В этих текстах к фамилиям иностранцев (в одном случае — к еврей­ской фамилии) последовательно и иронически приставляются обращения «мосье», «мадам», «м-р» и «мистер». У Юльского есть и «лэди», избалован­ная англичанка, наследница состояния, на которой женится высоконрав­ственный герой «Человека со шрамом», капитан Антипов, чьи военные раны она врачевала; впоследствии он бросает ее, предпочтя ее обществу честную бедность. Эти простые приемы рассчитаны на то, чтобы создать ощущение отчуждения; то, как они применяются в прозе писателей-эмигрантов, пора­зительно напоминает стратегию советской литературы по изображению рас­тленного капиталистического Запада. Представление о превосходстве рус­ских было общей чертой обоих дискурсов, но рассказы об эмигрантских чести и гордости были призваны утешать читателей, предлагая им альтернативу зачастую суровой действительности. Некоторые русские женщины зараба­тывали на жизнь занятиями, которые писателям-мужчинам казались зазор­ными: устраивались официантками и танцовщицами в кабаре или станови­лись проститутками. Начиная с 1920-х годов офицеры царской и Белой армий, а также русские помоложе — попавшие в Китай детьми или там ро­дившиеся — служили местным китайским милитаристам, а в 1930-х годах — японскому оккупационному режиму в Маньчжурии; рисковать жизнью за деньги что на одной службе, что на другой было отнюдь не то же самое, что рисковать ею за патриотические идеалы, придававшие смысл служению царю на полях сражений в Европе и в борьбе с большевиками на внутреннем фронте.
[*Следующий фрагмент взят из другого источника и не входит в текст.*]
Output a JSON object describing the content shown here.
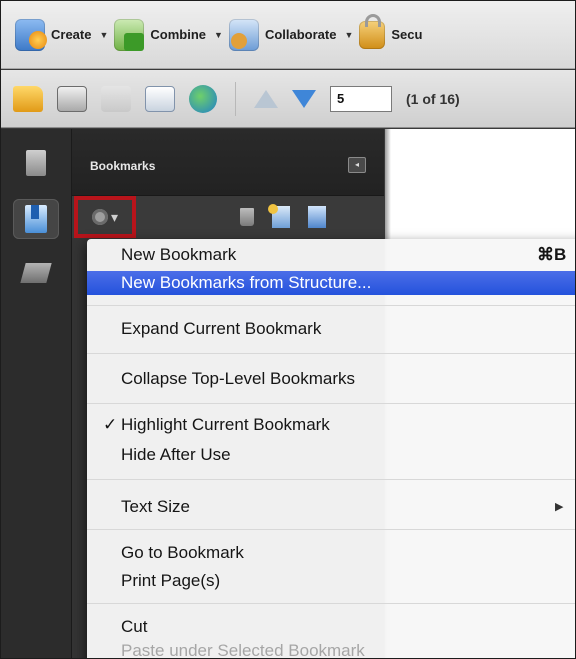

Выражая эту мысль, Хейдок писал о «бесславной войне», которую вели русские наемники-эмигранты ради китайского генерала[16]. У Юльского же, напротив, озабоченность вопросами чести выразилась в том лестном свете, в котором он представлял службу у японцев в вооруженном лесном патруле — «русской лесной полиции», куда вступил и сам. На этом примере перейдем от тонкостей «негативного» определения различий между «ними» и «нами» к рассмотрению понятий, в которых «позитивно» формулировалась коллективная идентичность.

Герои Юльского демонстрируют воинскую храбрость, сталкиваясь с ки­тайскими бандитами, так называемыми «хунхузами», которых они расстре­ливают в опасных ближних боях[17]. Потом они сжигают их «фанзы» (это сло­во — одно из тех, которые читатели дальневосточной русской литературы должны были знать, — означало либо пристанище бандитов, либо просто бед­ный китайский дом; все трое авторов употребляли его постоянно). Оба слова, заимствованные из китайского («хунхуцзы» — разговорное, буквально — «красная борода», «фанцзы» — «дом» или «комната»), вошли в торговый пиджин, иногда называвшийся «моя-твоя», которым пользовались русские и китайцы в Маньчжурии первой половины ХХ века. Когда слова из пиджина использовались русскими, они несли (особенно в печатном тексте) функцию кода, общего «местного» языка, способного «связывать» собеседников друг с другом. При том что китайская «фанза» вообще-то не была равноценна рус­скому «дому», частое употребление слов из пиджина указывает на то, что рус­ские воспринимали азиатский мир как фон, необходимый для формирования собственной идентичности на Дальнем Востоке. «Как испуганное стадо, пас­сажиры убегали в фанзу, где сгруппировались у кана в ожидании своей жал­кой участи», — пишет Хейдок, рассказывая о налете хунхузов на автобус в од­ном из своих приключенческих рассказов, опубликованном в харбинском «Рубеже»[18]. Посторонний бы этого не понял. Таинственные храмы неведо­мых богов, непонятный язык и даже зловонные продуктовые рынки были одновременно совершенно чуждыми и, как можно судить по включению в русский словарь звучащих по-китайски слов из пиджина, по-своему необхо­димыми для чувства дома. «Я не видел Венеции, но мне почему-то кажется, что Сучоу (sic!) сильнее, подлиннее ее, — писал Щербаков. — Каждый вершок грязной поверхности каналов потребен и... от этой тысячелетней настоенности быта исходит и бьет в голову крепкий, острый отвкус жизни, отгул свое­образной и не чуждой нам, русским, культуры»[19]. Китайские «бандиты» пред­ставляли собой единственные человеческие мишени, по которым русские эмигранты в 1930-х годах имели право стрелять (при поддержке своих япон­ских нанимателей) и, таким образом, оставались единственными азиатами, которых русские в Китае еще могли подчинить себе. Поэтому хунхузы тоже были необходимы.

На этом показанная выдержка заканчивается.